Class Activity Discussion (FAQs):

1. What is an Archimedean spiral?
   • It’s a spiral with equal distances between its coils.
2. How do you construct a hyperbola?
   • By plotting points equidistant from a central axis using set squares and a ruler.
3. What are link mechanisms?
   • They are paths traced by a point on a moving link in a mechanism.
4. What tools are used for drawing circles?
   • Compass and divider.
5. Why are French curves important?
   • They help draw smooth curves that can’t be made with a compass or straight edge.
6. What is the use of a protractor?
   • It is used to measure and draw angles.
7. How is a hyperbola different from a circle?
   • A hyperbola has two branches that open in opposite directions, while a circle is a closed curve.
8. What practical applications do hyperbolas have?
   • They are used in physics, engineering, and navigation.
9. What is the significance of the foci in a hyperbola?
   • The foci are two fixed points used to define and construct the hyperbola.
10. What is the starting point of an Archimedean spiral called?

• The origin.

11. How are link mechanisms applied in machines?

• They create desired movements in engines, robotic arms, and manufacturing equipment.

12. Who was Archimedes?

• A Greek mathematician known for his contributions to geometry and mechanics.

13. Why do we use constant increments in constructing spirals?

• To ensure the spiral expands uniformly.

14. What is the role of a T-square in technical drawing?

• It is used to draw horizontal lines and ensure accuracy in drawing.

15. How can link mechanisms help in robotics?

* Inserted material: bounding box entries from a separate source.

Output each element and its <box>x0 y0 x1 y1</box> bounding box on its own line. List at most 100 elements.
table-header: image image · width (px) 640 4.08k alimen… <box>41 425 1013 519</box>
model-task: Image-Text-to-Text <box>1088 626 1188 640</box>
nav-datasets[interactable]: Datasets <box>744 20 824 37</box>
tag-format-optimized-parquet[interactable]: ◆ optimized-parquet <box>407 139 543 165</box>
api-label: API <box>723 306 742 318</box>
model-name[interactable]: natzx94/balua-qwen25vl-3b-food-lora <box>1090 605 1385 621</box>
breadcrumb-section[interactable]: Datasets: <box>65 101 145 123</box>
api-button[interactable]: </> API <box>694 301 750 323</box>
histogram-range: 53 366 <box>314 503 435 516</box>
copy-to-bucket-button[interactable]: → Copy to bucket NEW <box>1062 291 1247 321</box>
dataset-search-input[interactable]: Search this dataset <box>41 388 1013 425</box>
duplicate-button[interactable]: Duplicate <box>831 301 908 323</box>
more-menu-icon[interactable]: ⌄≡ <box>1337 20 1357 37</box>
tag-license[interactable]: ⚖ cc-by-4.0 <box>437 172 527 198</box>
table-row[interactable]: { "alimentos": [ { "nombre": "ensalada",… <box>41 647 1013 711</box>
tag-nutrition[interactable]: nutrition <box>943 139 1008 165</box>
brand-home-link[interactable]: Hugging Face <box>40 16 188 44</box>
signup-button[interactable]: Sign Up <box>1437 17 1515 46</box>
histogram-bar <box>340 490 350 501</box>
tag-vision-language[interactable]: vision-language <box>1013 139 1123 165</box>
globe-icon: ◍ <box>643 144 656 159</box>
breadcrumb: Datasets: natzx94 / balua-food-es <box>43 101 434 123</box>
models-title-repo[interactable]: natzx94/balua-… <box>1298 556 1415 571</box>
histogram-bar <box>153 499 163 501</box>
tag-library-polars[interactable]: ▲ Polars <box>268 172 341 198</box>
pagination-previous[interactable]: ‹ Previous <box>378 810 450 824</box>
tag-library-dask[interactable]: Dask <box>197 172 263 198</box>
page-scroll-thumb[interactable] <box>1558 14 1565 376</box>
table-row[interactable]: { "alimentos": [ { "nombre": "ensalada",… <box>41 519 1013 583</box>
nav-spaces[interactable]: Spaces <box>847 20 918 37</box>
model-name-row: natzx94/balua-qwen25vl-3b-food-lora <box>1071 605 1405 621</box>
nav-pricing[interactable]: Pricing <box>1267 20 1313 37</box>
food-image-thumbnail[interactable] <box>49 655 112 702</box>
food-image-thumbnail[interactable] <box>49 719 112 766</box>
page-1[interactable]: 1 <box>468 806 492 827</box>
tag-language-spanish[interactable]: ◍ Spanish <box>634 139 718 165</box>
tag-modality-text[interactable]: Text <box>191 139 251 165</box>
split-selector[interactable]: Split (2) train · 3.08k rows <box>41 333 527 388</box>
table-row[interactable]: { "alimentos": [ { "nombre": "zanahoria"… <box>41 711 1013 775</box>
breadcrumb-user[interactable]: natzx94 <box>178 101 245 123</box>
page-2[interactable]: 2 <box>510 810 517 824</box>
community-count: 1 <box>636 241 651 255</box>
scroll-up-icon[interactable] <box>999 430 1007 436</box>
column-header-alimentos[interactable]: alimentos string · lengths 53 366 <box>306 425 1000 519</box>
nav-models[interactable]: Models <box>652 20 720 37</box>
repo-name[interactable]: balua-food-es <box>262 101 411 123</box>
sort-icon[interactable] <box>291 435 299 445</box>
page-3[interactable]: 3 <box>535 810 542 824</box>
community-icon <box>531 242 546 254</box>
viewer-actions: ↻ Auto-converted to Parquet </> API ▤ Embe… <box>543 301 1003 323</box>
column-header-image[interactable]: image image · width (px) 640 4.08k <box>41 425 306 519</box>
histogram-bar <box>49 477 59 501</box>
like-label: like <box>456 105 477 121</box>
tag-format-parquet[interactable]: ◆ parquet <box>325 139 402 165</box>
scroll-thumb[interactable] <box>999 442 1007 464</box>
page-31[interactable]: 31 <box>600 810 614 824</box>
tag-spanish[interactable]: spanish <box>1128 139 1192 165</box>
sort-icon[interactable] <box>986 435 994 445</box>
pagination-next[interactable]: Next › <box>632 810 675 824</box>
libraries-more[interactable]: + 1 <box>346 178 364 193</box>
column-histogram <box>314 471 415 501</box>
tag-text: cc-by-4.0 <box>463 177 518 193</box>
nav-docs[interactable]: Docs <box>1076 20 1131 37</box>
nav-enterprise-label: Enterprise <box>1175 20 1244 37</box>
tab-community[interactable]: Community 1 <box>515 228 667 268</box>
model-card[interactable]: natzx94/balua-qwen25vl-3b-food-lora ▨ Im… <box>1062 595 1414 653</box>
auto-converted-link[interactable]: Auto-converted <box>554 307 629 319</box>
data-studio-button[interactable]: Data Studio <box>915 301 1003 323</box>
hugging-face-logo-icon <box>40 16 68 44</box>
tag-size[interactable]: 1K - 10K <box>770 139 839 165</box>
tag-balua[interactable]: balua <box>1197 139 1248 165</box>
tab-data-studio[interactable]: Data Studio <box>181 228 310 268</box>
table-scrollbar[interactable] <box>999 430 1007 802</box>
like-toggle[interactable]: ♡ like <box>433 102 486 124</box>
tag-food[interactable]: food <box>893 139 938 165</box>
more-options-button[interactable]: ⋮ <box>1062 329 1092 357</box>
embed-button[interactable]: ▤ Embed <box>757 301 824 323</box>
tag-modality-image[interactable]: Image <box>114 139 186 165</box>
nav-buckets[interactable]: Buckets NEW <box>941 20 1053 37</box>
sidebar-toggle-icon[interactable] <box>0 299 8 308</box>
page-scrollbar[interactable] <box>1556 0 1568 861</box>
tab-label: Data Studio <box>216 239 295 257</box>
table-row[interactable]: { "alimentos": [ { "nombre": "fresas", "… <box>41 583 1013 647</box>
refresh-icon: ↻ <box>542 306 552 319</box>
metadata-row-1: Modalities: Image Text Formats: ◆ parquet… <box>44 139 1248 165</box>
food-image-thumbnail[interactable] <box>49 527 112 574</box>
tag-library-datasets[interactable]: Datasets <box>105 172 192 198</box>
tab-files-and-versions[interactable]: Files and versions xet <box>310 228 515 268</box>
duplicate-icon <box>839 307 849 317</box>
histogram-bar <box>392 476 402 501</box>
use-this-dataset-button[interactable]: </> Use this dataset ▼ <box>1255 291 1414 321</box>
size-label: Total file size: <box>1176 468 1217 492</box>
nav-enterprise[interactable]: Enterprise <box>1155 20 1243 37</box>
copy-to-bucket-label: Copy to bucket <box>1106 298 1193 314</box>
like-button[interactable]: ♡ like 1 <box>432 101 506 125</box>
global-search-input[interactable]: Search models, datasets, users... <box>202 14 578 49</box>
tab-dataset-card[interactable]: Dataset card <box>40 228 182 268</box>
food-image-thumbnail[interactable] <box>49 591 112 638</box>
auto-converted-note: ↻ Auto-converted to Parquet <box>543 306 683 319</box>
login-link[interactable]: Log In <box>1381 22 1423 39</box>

• They can control the movement and functionality of robotic arms.

Presentation:

Step 1: The teacher revises the previous topic, discussing basic geometric shapes and their properties. Step 2: The teacher introduces the new topic, explaining different types of loci and their applications. Step 3: The teacher allows students to contribute by sharing their ideas on loci, and corrects them when necessary.

Teacher’s Activities:

• Explain the definitions and constructions of loci.
• Demonstrate the use of drawing instruments.
• Guide students in constructing loci.

Learners’ Activities:

• Participate in brainstorming sessions.
• Practice constructing various loci.
• Plot points on different link mechanisms.

Assessment:

Evaluation Questions:

1. Define an Archimedean spiral.
2. What are the practical applications of hyperbolas?
3. Describe a link mechanism.
4. How do you construct a hyperbola?
5. List the tools needed to draw an Archimedean spiral.
6. What is the difference between a hyperbola and a parabola?
7. Explain how link mechanisms are used in engines.
8. How can you use a French curve in technical drawing?
9. What is the role of the foci in a hyperbola?
10. Describe the process of constructing an Archimedean spiral.

Conclusion:

The teacher goes round to mark learners’ work, takes notes of learners who need help, and makes necessary corrections.